Ucraina: piccoli passi in avanti nella lotta alla corruzione

di 13.01.2017 10:03 CET
Poroshenko
Petro Poroshenko durante una conferenza a Kiev, in Ucraina REUTERS/GLEB GARANICH

Dopo vari tentativi è divenuto pienamente operativo, il 31 ottobre, il sistema che rende pubblici online i redditi dei funzionari statali ucraini di più alto livello. Circa sessantamila funzionari, giudici e personaggi con incarichi pubblici sono obbligati non solo a compilare come in passato la dichiarazione dei redditi, ma a specificare anche le quote (direttamente ed indirettamente possedute) in società di diritto ucraino, il possesso di denaro contante, gioielli, auto di lusso, terreni ed immobili. L’obbligo è esteso anche ai familiari, per cui dalla fine di ottobre, più di centomila profili sono disponibili online.

È un passo importante per un Paese che, secondo i dati al 2015 della Corruption Perceptions Index di Trasparency International, è uno dei più corrotti al mondo (130-esima posizione), poco prima del Tajikistan e poco dopo la Russia e la cui popolazione, nel giro di solo dieci anni, è scesa in piazza già ben due volte, chiedendo tolleranza zero contro la corruzione ed un sistema politico più trasparente.

Ciò che è emerso dalle prime dichiarazioni online del 2016 ha confermato ciò che gli ucraini avevano sempre avvertito sulla propria pelle e che li ha portati così spesso in piazza a protestare: i funzionari pubblici hanno dichiarato circa 1 miliardo di dollari, di cui quasi 400 milioni cash, soprattutto valuta, conservata in casa, negli armadi, nelle casseforti. Nient’altro che la conferma della rapacità degli oligarchi e della corruzione diffusa nel settore pubblico, in un Paese in cui lo stipendio medio è poco superiore ai 250 dollari al mese. Nel 2017, l’obbligo della compilazione della dichiarazione on-line dovrebbe essere esteso a tutti i dipendenti pubblici e poi successivamente dovrebbe essere implementato un sistema che permetta l’analisi automatica delle dichiarazione per una successiva denuncia alle autorità competenti. Al momento la magistratura dovrebbe procedere su casi specifici, magari partendo dal lavoro investigativo condotto dai giornalisti, che stanno già esaminando le dichiarazioni.

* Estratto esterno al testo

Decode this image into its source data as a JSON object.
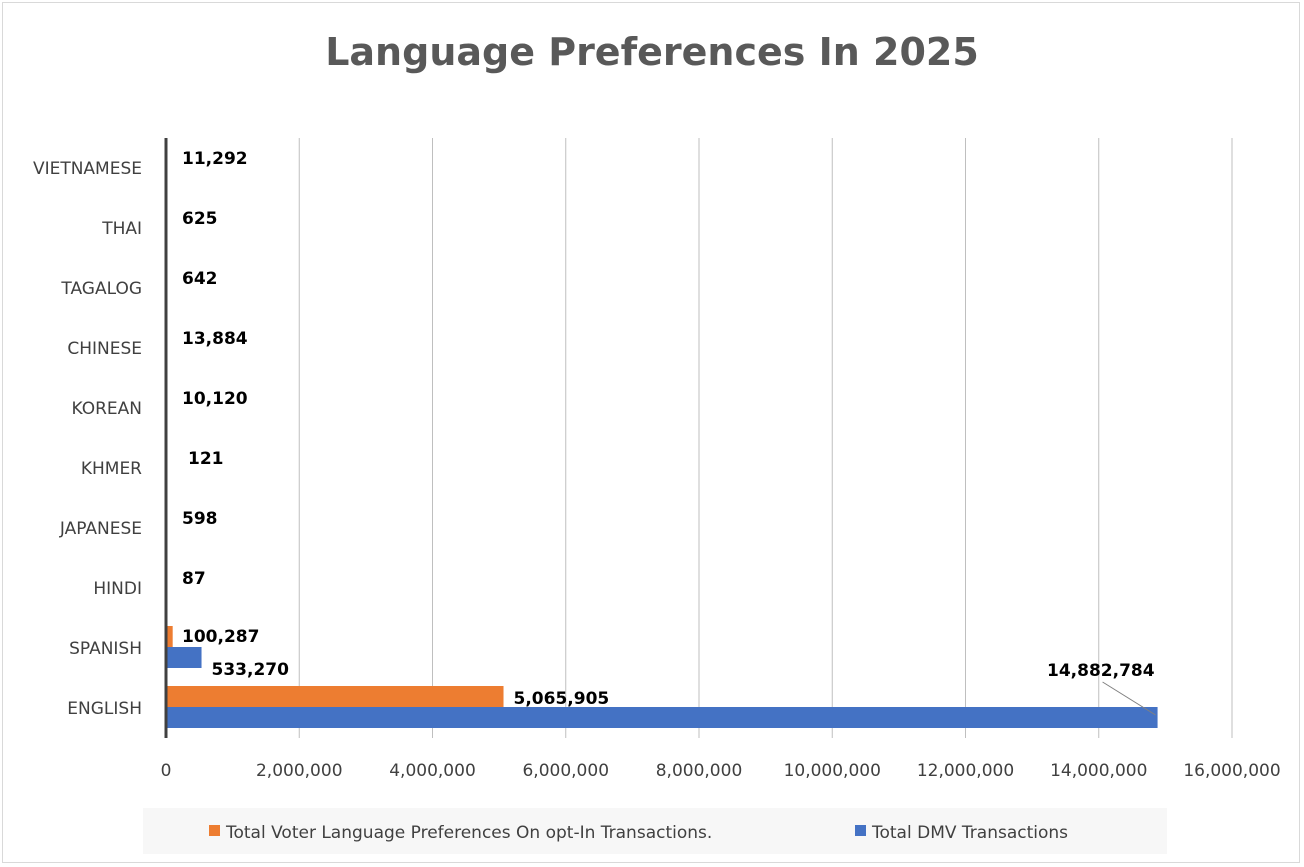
{
  "chart_data": {
    "type": "bar",
    "orientation": "horizontal",
    "title": "Language Preferences In 2025",
    "xlabel": "",
    "ylabel": "",
    "xlim": [
      0,
      16000000
    ],
    "x_ticks": [
      0,
      2000000,
      4000000,
      6000000,
      8000000,
      10000000,
      12000000,
      14000000,
      16000000
    ],
    "x_tick_labels": [
      "0",
      "2,000,000",
      "4,000,000",
      "6,000,000",
      "8,000,000",
      "10,000,000",
      "12,000,000",
      "14,000,000",
      "16,000,000"
    ],
    "grid": "vertical",
    "legend_position": "bottom",
    "categories": [
      "ENGLISH",
      "SPANISH",
      "HINDI",
      "JAPANESE",
      "KHMER",
      "KOREAN",
      "CHINESE",
      "TAGALOG",
      "THAI",
      "VIETNAMESE"
    ],
    "series": [
      {
        "name": "Total Voter Language Preferences On opt-In Transactions.",
        "color": "#ed7d31",
        "values": [
          5065905,
          100287,
          null,
          null,
          null,
          null,
          null,
          null,
          null,
          null
        ],
        "labels": [
          "5,065,905",
          "100,287",
          "",
          "",
          "",
          "",
          "",
          "",
          "",
          ""
        ]
      },
      {
        "name": "Total DMV Transactions",
        "color": "#4472c4",
        "values": [
          14882784,
          533270,
          87,
          598,
          121,
          10120,
          13884,
          642,
          625,
          11292
        ],
        "labels": [
          "14,882,784",
          "533,270",
          "87",
          "598",
          "121",
          "10,120",
          "13,884",
          "642",
          "625",
          "11,292"
        ]
      }
    ]
  }
}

La dichiarazione online rappresenta indubbiamente un passo importante, che non sarebbe stato possibile senza la pressione dell’Unione Europea e l’appoggio del Fondo Monetario Internazionale. L’Ucraina non ha da sola la forza per procedere lungo la strada delle riforme, è troppo forte la pressione del vecchio sistema economico e gli ucraini ne sono ben consapevoli. Sanno benissimo che da soli, o ancora peggio con la vecchia nomenclatura legata alla Russia, nessun cambiamento sarebbe possibile. L’Europa per gli ucraini è una scelta obbligata e rappresenta la speranza (non la certezza) di un sistema più equo e meno corrotto e di vivere in un Paese democratico.

L’Ucraina è comunque al momento ancora un Paese dominato dalle oligarchie, anche in settori estremamente sensibili come quello dei media. Secondo uno studio condotto dall’Institute of Mass Information di Kiev, in collaborazione con Reporters sans frontières, i media ucraini sono nelle mani degli stessi oligarchi che detengono il potere economico e politico: Victor Pinchuk, Rinat Akhmetov, Ihor Kolomoyskiy, Petro Poroshenko, Dmytro Firtash, Sergiy Kurchenko. Lo sono le radio e le televisioni, con le emittenti nella proprietà di quattro soggetti che coprono rispettivamente il 76% e il 94% dell’audience; decisamente minore, invece, la concentrazione per stampa ed internet, dove la media audience concentration non supera il 20%.

Una situazione naturalmente molto delicata, ma se oggi ne siamo a conoscenza e sappiamo per esempio che Petro Poroshenko, l’attuale Presidente dell’Ucraina, possiede circa 100 società ed è proprietario dell’emittente Channel 5,  lo dobbiamo quasi esclusivamente agli sforzi fatti dal Paese negli ultimi tre anni.

Non è tanto e non è tutto, ma è molto di più di quanto sia possibile ottenere nella maggior parte dei Paesi ex sovietici, dai quali Kiev vuole definitivamente prendere le distanze. La spinta della società civile è costante e non arretra di un centimetro, neanche questo è sempre scontato in quest’area dove la democrazia è spesso solo una variabile e delle più ininfluente.